Fans will be happy to hear that there are 28 new stories, plus a handful of classics, in this latest book. Like the story of Lilo the Siberian Husky, who fought against primitive “inner wolf” urges, originally mistaking small animals for prey. Over time, she mellowed, especially when her owners (three sisters) continued to save all those wild kittens in the neighborhood. One little one in particular – Rosie, barely two or three weeks old – didn’t want to eat or lift her head until Lilo became motherly and looked after her; they have been quick friends ever since.
Or the story of little Roo, a two-legged chihuahua who was adopted by a woman who had recently rescued a Silkie (a breed of chicken native to China) from a science lab. The animals immediately mistook each other as long-lost siblings of the Isle of the Misfits: the fluffy white bird with soft plumage wearing a diaper and the cute Roo as a button running through its own special cart.

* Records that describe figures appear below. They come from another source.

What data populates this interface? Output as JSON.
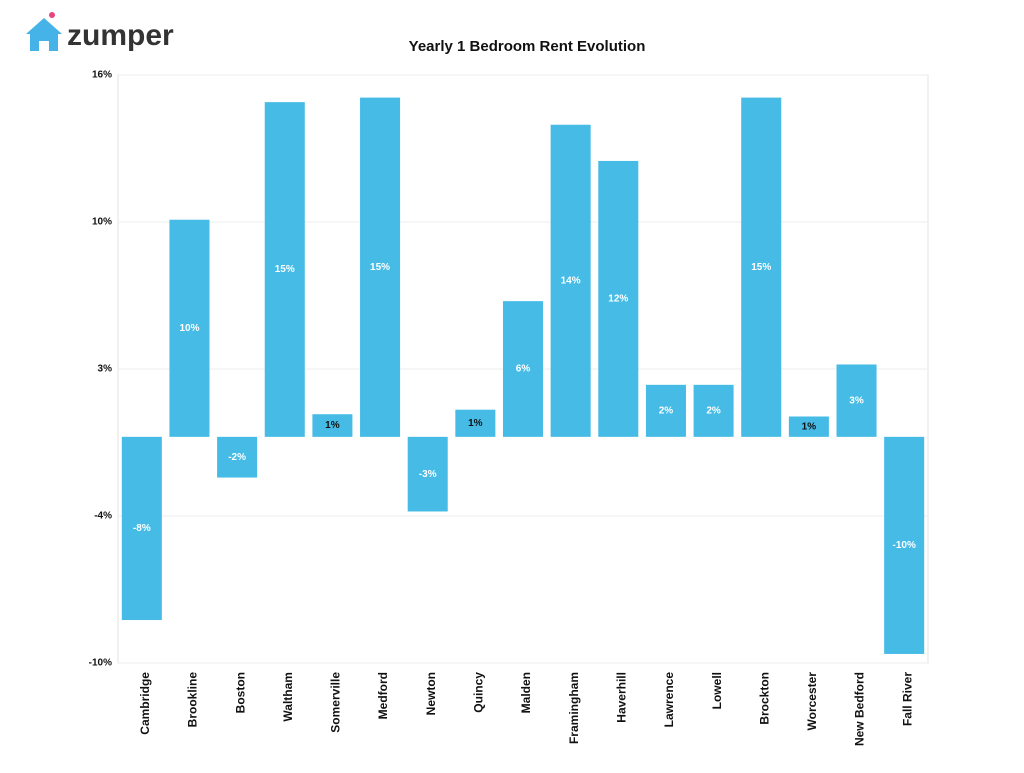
{
  "logo": "zumper",
  "chart_data": {
    "type": "bar",
    "title": "Yearly 1 Bedroom Rent Evolution",
    "categories": [
      "Cambridge",
      "Brookline",
      "Boston",
      "Waltham",
      "Somerville",
      "Medford",
      "Newton",
      "Quincy",
      "Malden",
      "Framingham",
      "Haverhill",
      "Lawrence",
      "Lowell",
      "Brockton",
      "Worcester",
      "New Bedford",
      "Fall River"
    ],
    "values": [
      -8.1,
      9.6,
      -1.8,
      14.8,
      1.0,
      15.0,
      -3.3,
      1.2,
      6.0,
      13.8,
      12.2,
      2.3,
      2.3,
      15.0,
      0.9,
      3.2,
      -9.6
    ],
    "value_labels": [
      "-8%",
      "10%",
      "-2%",
      "15%",
      "1%",
      "15%",
      "-3%",
      "1%",
      "6%",
      "14%",
      "12%",
      "2%",
      "2%",
      "15%",
      "1%",
      "3%",
      "-10%"
    ],
    "color": "#45bbe5",
    "ylim": [
      -10,
      16
    ],
    "yticks": [
      {
        "value": -10,
        "label": "-10%"
      },
      {
        "value": -3.5,
        "label": "-4%"
      },
      {
        "value": 3,
        "label": "3%"
      },
      {
        "value": 9.5,
        "label": "10%"
      },
      {
        "value": 16,
        "label": "16%"
      }
    ],
    "grid": true
  }
}
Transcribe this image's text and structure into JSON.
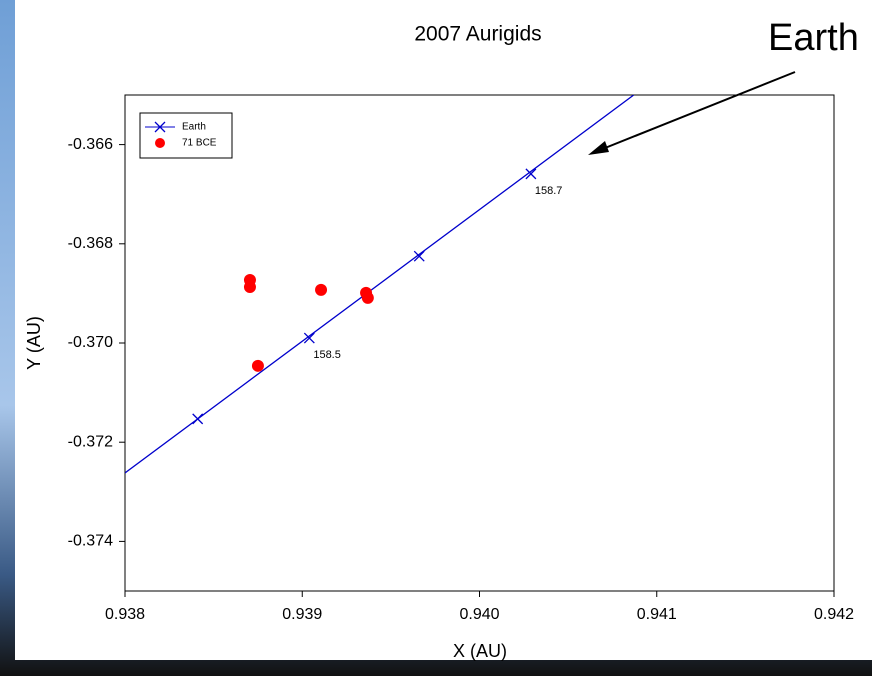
{
  "chart_data": {
    "type": "scatter",
    "title": "2007 Aurigids",
    "x_label": "X (AU)",
    "y_label": "Y (AU)",
    "xlim": [
      0.938,
      0.942
    ],
    "ylim": [
      -0.375,
      -0.365
    ],
    "xticks": [
      0.938,
      0.939,
      {
        "value": 0.94,
        "label": "0.940"
      },
      0.941,
      0.942
    ],
    "yticks": [
      -0.366,
      -0.368,
      {
        "value": -0.37,
        "label": "-0.370"
      },
      -0.372,
      -0.374
    ],
    "legend": "top-left",
    "series": [
      {
        "name": "Earth",
        "color": "#0000cc",
        "marker": "x",
        "x": [
          0.93841,
          0.93904,
          0.93966,
          0.94029
        ],
        "values": [
          -0.37153,
          -0.3699,
          -0.36825,
          -0.36659
        ],
        "line_x": [
          0.938,
          0.94087
        ],
        "line_values": [
          -0.37262,
          -0.365
        ]
      },
      {
        "name": "71 BCE",
        "color": "#ff0000",
        "marker": "circle",
        "x": [
          0.938705,
          0.938705,
          0.939106,
          0.93936,
          0.93937,
          0.93875
        ],
        "values": [
          -0.36873,
          -0.36887,
          -0.36893,
          -0.36899,
          -0.36909,
          -0.37046
        ]
      }
    ],
    "annotations": [
      {
        "text": "158.5",
        "x": 0.93904,
        "y": -0.3699
      },
      {
        "text": "158.7",
        "x": 0.94029,
        "y": -0.36659
      },
      {
        "text": "Earth"
      }
    ]
  }
}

Holland has a knack for finding the most unusual friendships: the dogs in the book have become best friends with a goose, ferret, chameleon, coyote, turtle, monkey, and even a pygmy owl. There are heroic stories in which dogs saved the lives of other dogs, humans and even horses.
Some of the favorite classics Holland brought back include the story of Zoe the Dalmatian and her spotted friend Lambie, Naki’o the bionic dog, who lost all four of his paws to frostbite, and the fox and dog pair from hunt who have become nap buddies.
Holland will be in Houston on November 14 for a school event in association with Blue Willow Bookshop. Returning to the local story of the German Shepherd found on October 17 at the intersection of Rushcreek Drive and Spears Road, the Houston SPCA were unable to save her and she was humanely euthanized. Changing society’s perception that dogs and cats are disposable starts with the next generation, so book events like this are a great start to teaching compassion and empathy.
“The Houston SPCA is calling for justice on behalf of this victim of cruelty. A reward of $ 5,000 is offered for any information leading to the arrest and conviction of the person (s) responsible for the cruel acts against this dog. known about the matter should be reported to the Houston SPCA at 713-869-7722 or Precinct One at 713-755-7628. ”
To purchase copies of Holland’s new book, visit Blue Willow Bookshop, 14532 Memorial Drive, 281-497-8675, bluewillowbookshop.com. $ 13.95.